To hear the words “Coinbase” and “Supreme Court” in the same breath likely inspires thoughts of the justices jousting over cryptocurrency. But this week’s decision in Coinbase v. Suski is a reminder that even in our clever new era, old principles of contract law often hold sway.

The question before the court at first blush seems simple. Back in 2021, Coinbase ran a sweepstakes offering prizes paid in Dogecoin. The plaintiffs, who participated in the competition, subsequently filed suit in federal court in California, claiming that the sweepstakes’ rules violated that state’s laws. Coinbase replied that under the terms of the User Agreement, which the plaintiffs accepted, all such disputes must go to arbitration.

One would have expected that to be the end of the matter. Once upon a time, courts looked with hostility on mandatory arbitration clauses — many scholars and activists still do — but in recent decades the Supreme Court has been staunch in upholding the position that the Federal Arbitration Act means what it says: If there’s a valid arbitration clause, it’s binding.

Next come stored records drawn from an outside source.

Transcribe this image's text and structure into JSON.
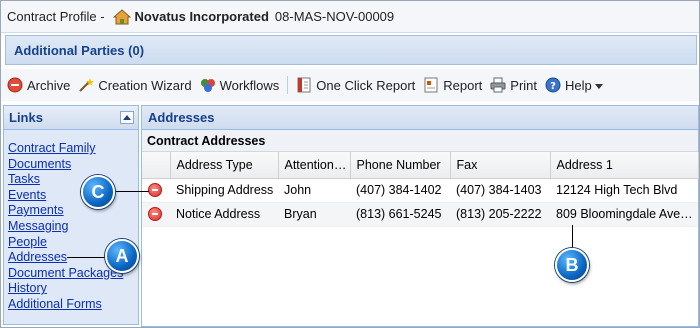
{
  "header": {
    "prefix": "Contract Profile -",
    "company": "Novatus Incorporated",
    "contract_id": "08-MAS-NOV-00009"
  },
  "additional_parties": "Additional Parties (0)",
  "toolbar": {
    "archive": "Archive",
    "wizard": "Creation Wizard",
    "workflows": "Workflows",
    "one_click": "One Click Report",
    "report": "Report",
    "print": "Print",
    "help": "Help"
  },
  "links": {
    "title": "Links",
    "items": [
      "Contract Family",
      "Documents",
      "Tasks",
      "Events",
      "Payments",
      "Messaging",
      "People",
      "Addresses",
      "Document Packages",
      "History",
      "Additional Forms"
    ]
  },
  "addresses": {
    "title": "Addresses",
    "subtitle": "Contract Addresses",
    "columns": [
      "Address Type",
      "Attention…",
      "Phone Number",
      "Fax",
      "Address 1"
    ],
    "rows": [
      [
        "Shipping Address",
        "John",
        "(407) 384-1402",
        "(407) 384-1403",
        "12124 High Tech Blvd"
      ],
      [
        "Notice Address",
        "Bryan",
        "(813) 661-5245",
        "(813) 205-2222",
        "809 Bloomingdale Ave…"
      ]
    ]
  },
  "callouts": {
    "a": "A",
    "b": "B",
    "c": "C"
  }
}
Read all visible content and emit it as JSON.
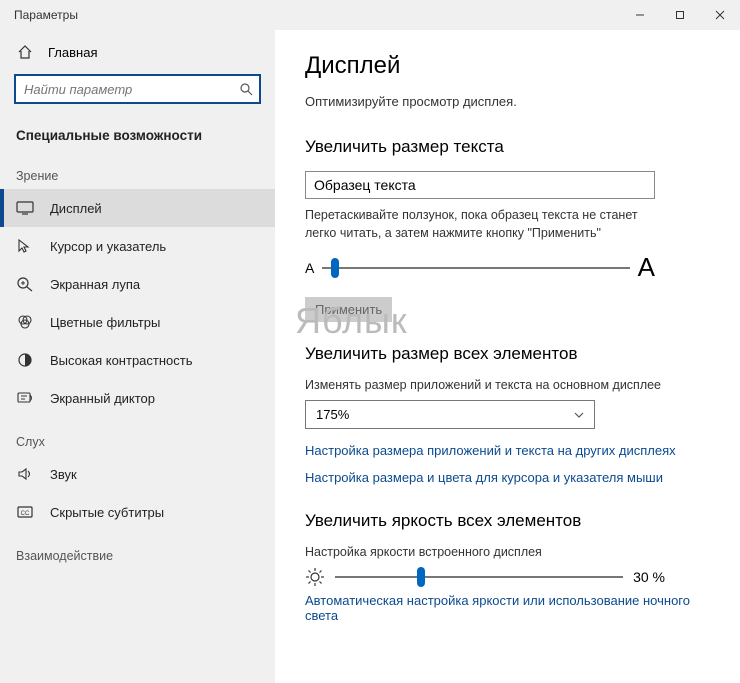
{
  "window": {
    "title": "Параметры"
  },
  "sidebar": {
    "home": "Главная",
    "search_placeholder": "Найти параметр",
    "section": "Специальные возможности",
    "groups": {
      "vision": "Зрение",
      "hearing": "Слух",
      "interaction": "Взаимодействие"
    },
    "items": {
      "display": "Дисплей",
      "cursor": "Курсор и указатель",
      "magnifier": "Экранная лупа",
      "color_filters": "Цветные фильтры",
      "high_contrast": "Высокая контрастность",
      "narrator": "Экранный диктор",
      "audio": "Звук",
      "captions": "Скрытые субтитры"
    }
  },
  "main": {
    "title": "Дисплей",
    "intro": "Оптимизируйте просмотр дисплея.",
    "text_size": {
      "heading": "Увеличить размер текста",
      "sample": "Образец текста",
      "hint": "Перетаскивайте ползунок, пока образец текста не станет легко читать, а затем нажмите кнопку \"Применить\"",
      "small_a": "A",
      "big_a": "A",
      "apply": "Применить"
    },
    "scale": {
      "heading": "Увеличить размер всех элементов",
      "label": "Изменять размер приложений и текста на основном дисплее",
      "value": "175%",
      "link_other": "Настройка размера приложений и текста на других дисплеях",
      "link_cursor": "Настройка размера и цвета для курсора и указателя мыши"
    },
    "brightness": {
      "heading": "Увеличить яркость всех элементов",
      "label": "Настройка яркости встроенного дисплея",
      "percent": "30 %",
      "link_auto": "Автоматическая настройка яркости или использование ночного света"
    }
  },
  "watermark": "Яблык"
}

In the Coinbase case, however, the justices unanimously refused to order that the dispute be arbitrated.

How is this possible?

Because, as Justice Ketanji Brown Jackson explains in a unanimous opinion, there was not just one contract between Coinbase and the sweepstakes entrants; there were two. And between the two lay a certain inconsistency. Call it bad lawyering, call it a silly oversight, call it a bit of minutiae that should never have reached the Supreme Court. But there were two contracts, and the justices had to figure out how they worked together.